Taking place in a particular context because of Covid-19 measures, the 32nd "garden party" sale at the château d'Artigny, preceded by innovative virtual tours, lived up to its tradition by achieving excellent results.
Louis Gauffier (1762-1801), La Cueillette des oranges ou Réunion de famille d'un diplomate accrédité en Italie sous le Directoire (Picking Oranges, or Family of a Diplomat Accredited in Italy under the Directory), 1797-1798, signed and dated oil on canvas, 69 x 99 cm.
The total proceeds of the two-day auction was €3,774,560. As usual, this well-deserved success was due to the quality of the pieces, some of which were royal, such as the famous medallion Louis XIV gave to the privateer Alain Porée of Saint-Malo in 1696. Estimated at €80,000, it fetched €620,000! Decorated with 20 diamonds, the medallion, which bears the official name of "portrait box", interested bidders from the United States, Great Britain, France and, of course, Saint-Malo. A solar-panel manufacturer from the city of privateers pocketed this profile of the Sun King, saying that he wanted it to "circulate in the months to come". In this high-level competition, first place went to a beautiful family portrait painted by Louis Gauffier in Italy around 1797-1798: La Cueillette des oranges… (Picking Oranges... , 69 x 99 cm). The result soared past the high estimate of €60,000 and set a world record for this rare artist. In the decorative arts, several items lived up to expectations, such as a large Rouen faïence (earthenware) ceremonial dish from the years 1725-1730 (dia. 56 cm), which came from three former Rothschild collections and whose counterpart is in the Louvre museum.
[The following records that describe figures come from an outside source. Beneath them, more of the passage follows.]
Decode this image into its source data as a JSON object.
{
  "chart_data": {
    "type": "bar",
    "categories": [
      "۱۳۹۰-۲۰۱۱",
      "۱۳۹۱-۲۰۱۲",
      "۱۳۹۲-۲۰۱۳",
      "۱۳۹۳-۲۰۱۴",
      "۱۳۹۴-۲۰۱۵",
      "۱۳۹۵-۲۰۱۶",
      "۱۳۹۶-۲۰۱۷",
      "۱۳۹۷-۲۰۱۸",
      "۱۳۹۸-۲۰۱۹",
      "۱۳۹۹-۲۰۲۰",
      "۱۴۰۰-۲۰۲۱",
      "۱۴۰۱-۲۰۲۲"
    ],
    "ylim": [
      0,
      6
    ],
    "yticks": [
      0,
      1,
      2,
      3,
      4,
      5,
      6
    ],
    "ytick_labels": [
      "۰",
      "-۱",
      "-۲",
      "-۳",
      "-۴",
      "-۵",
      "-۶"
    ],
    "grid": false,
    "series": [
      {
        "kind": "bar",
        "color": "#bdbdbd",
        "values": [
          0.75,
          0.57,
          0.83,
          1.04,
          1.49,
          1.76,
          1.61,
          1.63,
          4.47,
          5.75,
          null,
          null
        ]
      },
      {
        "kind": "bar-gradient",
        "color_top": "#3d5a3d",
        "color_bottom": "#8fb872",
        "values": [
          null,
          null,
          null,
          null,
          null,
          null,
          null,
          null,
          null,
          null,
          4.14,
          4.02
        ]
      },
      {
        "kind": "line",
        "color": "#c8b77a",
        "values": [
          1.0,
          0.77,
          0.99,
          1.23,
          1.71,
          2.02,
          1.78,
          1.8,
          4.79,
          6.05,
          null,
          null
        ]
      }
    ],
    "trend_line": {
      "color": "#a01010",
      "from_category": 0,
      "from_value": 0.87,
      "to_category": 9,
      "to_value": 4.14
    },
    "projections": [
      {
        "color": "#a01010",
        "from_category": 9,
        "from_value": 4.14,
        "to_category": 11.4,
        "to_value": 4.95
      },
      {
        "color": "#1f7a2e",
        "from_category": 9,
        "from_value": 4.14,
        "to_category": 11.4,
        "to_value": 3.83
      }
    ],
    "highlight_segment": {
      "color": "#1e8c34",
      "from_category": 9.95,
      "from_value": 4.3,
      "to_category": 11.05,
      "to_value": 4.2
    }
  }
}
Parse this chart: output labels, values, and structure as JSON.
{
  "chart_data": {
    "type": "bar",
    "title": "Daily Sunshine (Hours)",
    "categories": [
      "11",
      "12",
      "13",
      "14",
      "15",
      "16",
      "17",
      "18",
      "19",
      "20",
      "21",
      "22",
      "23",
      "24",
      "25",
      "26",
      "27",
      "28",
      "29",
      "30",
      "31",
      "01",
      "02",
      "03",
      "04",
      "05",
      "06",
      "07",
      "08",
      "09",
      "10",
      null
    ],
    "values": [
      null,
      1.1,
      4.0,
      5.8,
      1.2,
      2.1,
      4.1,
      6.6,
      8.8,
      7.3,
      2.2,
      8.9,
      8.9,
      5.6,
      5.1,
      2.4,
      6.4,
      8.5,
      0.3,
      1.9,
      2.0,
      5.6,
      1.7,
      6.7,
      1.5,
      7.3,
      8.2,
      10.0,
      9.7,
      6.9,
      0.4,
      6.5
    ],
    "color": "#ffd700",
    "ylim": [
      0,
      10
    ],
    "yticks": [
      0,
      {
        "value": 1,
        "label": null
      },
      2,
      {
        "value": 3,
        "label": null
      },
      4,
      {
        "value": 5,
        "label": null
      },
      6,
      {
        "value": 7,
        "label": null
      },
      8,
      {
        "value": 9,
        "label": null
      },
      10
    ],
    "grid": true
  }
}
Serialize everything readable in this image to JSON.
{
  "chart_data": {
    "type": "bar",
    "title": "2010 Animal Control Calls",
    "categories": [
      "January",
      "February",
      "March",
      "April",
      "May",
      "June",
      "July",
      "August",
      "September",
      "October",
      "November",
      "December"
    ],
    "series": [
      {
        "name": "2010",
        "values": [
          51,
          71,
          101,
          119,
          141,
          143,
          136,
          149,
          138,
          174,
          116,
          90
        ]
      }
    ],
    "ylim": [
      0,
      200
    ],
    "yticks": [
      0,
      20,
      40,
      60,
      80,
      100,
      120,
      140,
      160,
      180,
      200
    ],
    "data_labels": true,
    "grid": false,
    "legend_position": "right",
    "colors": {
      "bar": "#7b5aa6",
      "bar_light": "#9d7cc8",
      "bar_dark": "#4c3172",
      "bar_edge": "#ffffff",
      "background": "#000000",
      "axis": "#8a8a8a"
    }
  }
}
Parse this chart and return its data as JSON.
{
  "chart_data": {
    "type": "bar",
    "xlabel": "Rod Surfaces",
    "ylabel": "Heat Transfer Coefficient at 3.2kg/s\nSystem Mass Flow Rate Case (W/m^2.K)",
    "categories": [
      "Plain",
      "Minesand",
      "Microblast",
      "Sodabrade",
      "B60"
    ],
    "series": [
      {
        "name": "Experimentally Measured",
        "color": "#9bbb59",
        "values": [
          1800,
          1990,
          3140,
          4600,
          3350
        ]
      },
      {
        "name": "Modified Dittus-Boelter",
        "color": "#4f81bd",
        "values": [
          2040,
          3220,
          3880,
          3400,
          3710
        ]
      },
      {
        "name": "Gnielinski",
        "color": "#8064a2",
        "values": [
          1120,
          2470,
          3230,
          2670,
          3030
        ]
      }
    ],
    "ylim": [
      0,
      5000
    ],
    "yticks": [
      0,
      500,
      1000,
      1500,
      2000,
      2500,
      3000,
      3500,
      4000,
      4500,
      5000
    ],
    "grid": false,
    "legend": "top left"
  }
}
Featuring spectacular ochre decoration on a blue ground surrounding two music-playing cupids, it fetched €248,000. Next came a 17-piece Sèvres porcelain cabaret from the Empire period used by Napoleon I from 1805 onwards. Its decoration with birds painted by Christophe-Ferdinand Caron contributed to the €155,000 result. On the other hand, a Qianlong period vase did not find a buyer, perhaps because Chinese bidders stayed home.